Дуэль - [23]

Шрифт
Интервал

Я не видел лица Энн, потому что она сидела ко мне спиной, но я видел ее затылок, и тот, кто думает, что затылок лишен выразительности, грубо ошибается. Затылок Энн был потрясен. Он был испуган. А потом он весь сжался — от раскаяния и гнева на себя. Я замолчал. Молчали и они, слышен был только рев мотора.

Мы прибыли на место дуэли впритык — ровно без пяти четыре. Вера поставила машину рядом с оградой сада, и я выскочил чуть ли не на ходу, успев лишь на бегу напомнить Энн, что именно она должна сделать — и когда. Точное «когда» было крайне важно для успеха нашего плана, и я для верности повторил ей это несколько раз.

Моросил мелкий дождичек. Я бежал изо всех сил. Я знал, куда я бегу, потому что прямо впереди, в центре сада, уже видел небольшую группу людей. Сначала меня охватила страшная уверенность, что я опоздал и все пропало. Хуже того: я подумал, что мой жалкий план, задуманный мною спектакль, из-за которого мы потеряли столько времени в магазине у Веры, — он-то и стал причиной нашего рокового опоздания. Моего сердца коснулся холодный и влажный страх, а в ушах зазвучал мамин голос: «Вот так ты всегда — погружен в свой воображаемый мир и не видишь реального». Ну конечно, она права. В эту страшную минуту в саду мне самому вдруг показалось, что мое пылкое воображение стало причиной смерти Розенталя, и меня пронзила мгновенная ненависть к самому себе. Какая это все-таки дурная, подлинно писательская привычка, подумал я, — вечно смотреть на жизнь и на окружающих людей так отстраненно, будто они составляют всего лишь часть воображаемой истории, которую ты все время сочиняешь в уме.

Теперь я уже был готов к худшему. И все-таки я продолжал бежать, подгоняемый какой-то безумной, невероятной надеждой. Мне показалось, что стоявшие в центре сада люди заметили меня. Они с изумлением смотрели в мою сторону. Я подбежал к ним и остановился, запыхавшись. Это была группа стариков — все в длинных темных плащах, кое у кого над головой такой же темный зонтик. Старые, сгорбленные люди с морщинистыми лицами. На мгновенье мне показалось, что я смотрю на какую-то странную картину в музее, но это впечатление тут же схлынуло, и их лица начали обретать знакомые черты — ведь многих из них я уже не раз видел. То были друзья Розенталя из кафе «Коралл», члены созданного им «Иерусалимского патруля». Я перевел взгляд.
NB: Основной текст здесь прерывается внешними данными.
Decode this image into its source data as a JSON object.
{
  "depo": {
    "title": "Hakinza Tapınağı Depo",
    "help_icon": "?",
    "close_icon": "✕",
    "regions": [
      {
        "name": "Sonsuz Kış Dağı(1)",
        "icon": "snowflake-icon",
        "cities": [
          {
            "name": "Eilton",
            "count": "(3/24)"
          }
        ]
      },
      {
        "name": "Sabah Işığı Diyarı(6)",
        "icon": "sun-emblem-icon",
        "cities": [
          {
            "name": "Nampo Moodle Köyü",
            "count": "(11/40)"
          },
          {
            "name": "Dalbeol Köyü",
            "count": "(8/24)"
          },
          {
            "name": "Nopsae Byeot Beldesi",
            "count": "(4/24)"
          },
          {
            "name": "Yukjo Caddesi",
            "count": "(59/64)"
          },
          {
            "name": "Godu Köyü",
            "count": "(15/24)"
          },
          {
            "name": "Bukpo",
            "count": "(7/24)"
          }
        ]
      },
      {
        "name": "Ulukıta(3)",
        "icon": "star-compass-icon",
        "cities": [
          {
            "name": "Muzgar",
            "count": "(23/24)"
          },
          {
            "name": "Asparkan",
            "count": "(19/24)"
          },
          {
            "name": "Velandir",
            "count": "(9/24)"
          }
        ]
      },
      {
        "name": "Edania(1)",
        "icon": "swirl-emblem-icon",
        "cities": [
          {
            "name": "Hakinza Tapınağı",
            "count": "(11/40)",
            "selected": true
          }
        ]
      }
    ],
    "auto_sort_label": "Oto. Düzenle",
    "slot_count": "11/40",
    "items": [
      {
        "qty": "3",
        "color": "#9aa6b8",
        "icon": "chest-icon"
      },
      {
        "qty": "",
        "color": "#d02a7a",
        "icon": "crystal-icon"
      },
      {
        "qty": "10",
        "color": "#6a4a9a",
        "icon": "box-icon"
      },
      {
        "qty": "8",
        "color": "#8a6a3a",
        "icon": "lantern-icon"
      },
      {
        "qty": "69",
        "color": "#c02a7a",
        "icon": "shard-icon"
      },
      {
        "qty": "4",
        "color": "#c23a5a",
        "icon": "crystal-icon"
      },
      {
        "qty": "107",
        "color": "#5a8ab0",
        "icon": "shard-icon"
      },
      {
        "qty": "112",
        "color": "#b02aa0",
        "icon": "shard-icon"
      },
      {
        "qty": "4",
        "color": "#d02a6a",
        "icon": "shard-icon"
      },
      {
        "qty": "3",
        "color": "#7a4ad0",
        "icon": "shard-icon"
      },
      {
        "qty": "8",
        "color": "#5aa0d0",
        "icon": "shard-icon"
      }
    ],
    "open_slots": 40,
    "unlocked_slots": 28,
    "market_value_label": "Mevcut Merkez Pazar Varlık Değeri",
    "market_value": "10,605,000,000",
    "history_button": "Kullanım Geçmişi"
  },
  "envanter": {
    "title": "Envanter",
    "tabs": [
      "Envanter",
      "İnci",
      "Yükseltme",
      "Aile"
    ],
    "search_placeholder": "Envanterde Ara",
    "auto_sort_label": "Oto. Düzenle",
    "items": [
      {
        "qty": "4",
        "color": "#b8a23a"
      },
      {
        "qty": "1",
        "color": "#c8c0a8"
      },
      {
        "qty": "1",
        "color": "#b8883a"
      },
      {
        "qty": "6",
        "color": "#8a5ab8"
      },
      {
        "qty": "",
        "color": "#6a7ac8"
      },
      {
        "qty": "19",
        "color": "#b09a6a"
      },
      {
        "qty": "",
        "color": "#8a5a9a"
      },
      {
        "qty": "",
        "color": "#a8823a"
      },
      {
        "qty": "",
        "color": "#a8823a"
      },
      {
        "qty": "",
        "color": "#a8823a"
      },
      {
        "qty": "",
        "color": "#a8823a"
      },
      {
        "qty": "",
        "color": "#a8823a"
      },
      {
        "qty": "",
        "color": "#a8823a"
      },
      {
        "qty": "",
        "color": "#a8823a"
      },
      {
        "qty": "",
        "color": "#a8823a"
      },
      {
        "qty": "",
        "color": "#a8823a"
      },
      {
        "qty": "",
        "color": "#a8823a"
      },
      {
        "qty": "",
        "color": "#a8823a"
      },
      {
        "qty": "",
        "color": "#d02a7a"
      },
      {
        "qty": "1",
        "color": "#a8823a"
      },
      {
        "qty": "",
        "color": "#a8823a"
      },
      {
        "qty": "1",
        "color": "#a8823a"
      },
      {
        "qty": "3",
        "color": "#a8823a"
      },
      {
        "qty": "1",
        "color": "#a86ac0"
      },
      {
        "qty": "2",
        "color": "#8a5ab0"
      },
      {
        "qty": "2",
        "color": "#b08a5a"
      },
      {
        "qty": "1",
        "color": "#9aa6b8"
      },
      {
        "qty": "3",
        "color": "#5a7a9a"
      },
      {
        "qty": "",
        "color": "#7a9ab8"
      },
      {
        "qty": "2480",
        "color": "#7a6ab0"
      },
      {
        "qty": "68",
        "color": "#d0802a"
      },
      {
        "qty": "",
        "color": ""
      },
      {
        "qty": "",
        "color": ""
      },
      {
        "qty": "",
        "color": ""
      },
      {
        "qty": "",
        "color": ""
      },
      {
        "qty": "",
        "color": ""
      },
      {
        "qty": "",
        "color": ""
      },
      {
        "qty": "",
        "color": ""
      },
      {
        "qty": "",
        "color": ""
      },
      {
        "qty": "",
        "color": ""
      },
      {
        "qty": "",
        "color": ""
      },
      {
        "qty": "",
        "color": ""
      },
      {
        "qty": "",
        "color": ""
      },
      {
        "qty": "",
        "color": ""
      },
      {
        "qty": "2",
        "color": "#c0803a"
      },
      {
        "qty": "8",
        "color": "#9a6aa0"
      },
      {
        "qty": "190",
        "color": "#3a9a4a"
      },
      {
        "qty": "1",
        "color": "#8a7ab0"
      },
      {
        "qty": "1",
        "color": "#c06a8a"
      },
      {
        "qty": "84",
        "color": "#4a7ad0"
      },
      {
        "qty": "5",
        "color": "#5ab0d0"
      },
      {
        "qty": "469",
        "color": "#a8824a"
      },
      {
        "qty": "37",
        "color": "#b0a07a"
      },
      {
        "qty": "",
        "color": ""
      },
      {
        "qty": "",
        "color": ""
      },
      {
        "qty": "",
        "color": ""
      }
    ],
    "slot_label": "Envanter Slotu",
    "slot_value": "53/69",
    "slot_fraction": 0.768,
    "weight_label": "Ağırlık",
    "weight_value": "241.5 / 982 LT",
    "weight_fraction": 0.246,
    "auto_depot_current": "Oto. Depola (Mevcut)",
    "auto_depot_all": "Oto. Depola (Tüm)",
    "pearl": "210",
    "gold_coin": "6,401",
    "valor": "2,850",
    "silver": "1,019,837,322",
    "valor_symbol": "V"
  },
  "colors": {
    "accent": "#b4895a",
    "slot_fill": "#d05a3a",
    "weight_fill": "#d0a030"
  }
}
В нескольких десятках метров за ними, в глубине сада, я увидел самого Розенталя. Он был жив! Мы успели! Ура! Совершенно живой Розенталь стоял спиной ко мне, глядя вдаль, в сторону окутанной сырым туманом арабской деревни Цур-Бахер.

Я перевел взгляд влево и тут впервые увидел не только ноги Руди Шварца, но и его самого целиком. Зрелище было неожиданное. Когда бы не мое лихорадочное напряжение и не та тягостная, тревожная тишина, что царила в эту минуту в саду, я бы наверняка расхохотался. Вот уже два дня подряд я только и слышал от Розенталя, каким страшным бандитом был этот главный хулиган Гейдельбергского университета, как он был силен, и драчлив, и груб, и задирист. И поэтому я начисто выпустил из виду, что все это было пятьдесят лет назад. Да, Руди Шварц все еще носил сорок седьмой номер обуви, но весь его нынешний вид вызывал скорее жалость, чем страх: он был очень, даже как-то противоестественно худ и при этом очень высок, и от этого выглядел, точно стебель тростника, готовый сломаться от любого порыва ветра. Но тут я перехватил его взгляд — и мое первое впечатление сразу изменилось. Глаза Руди Шварца буквально пылали. У меня нет другого слова, чтобы описать горевший в них огонь. То было пламя страшного гнева, почти безумия.

Кто-то тронул меня за плечо. Я обернулся. Это был один из приятелей Розенталя, маленький Гамлиель Штерн.

— Друг Давид, — сказал он дрожащим от старости голосом, — мы пытались их отговорить. Мы им объясняли, что в нашем возрасте так себя не ведут. Но этот Шварц ни в какую. Поверь мне, мы очень пытались.

Он улыбнулся жалкой улыбкой, и тогда другой, незнакомый мне старик, сердито буркнул:

— Есть законы чести, он говорит, этот идиот Шварц. Честь или смерть. Просто невозможно его убедить. Он какой-то законченный дикарь.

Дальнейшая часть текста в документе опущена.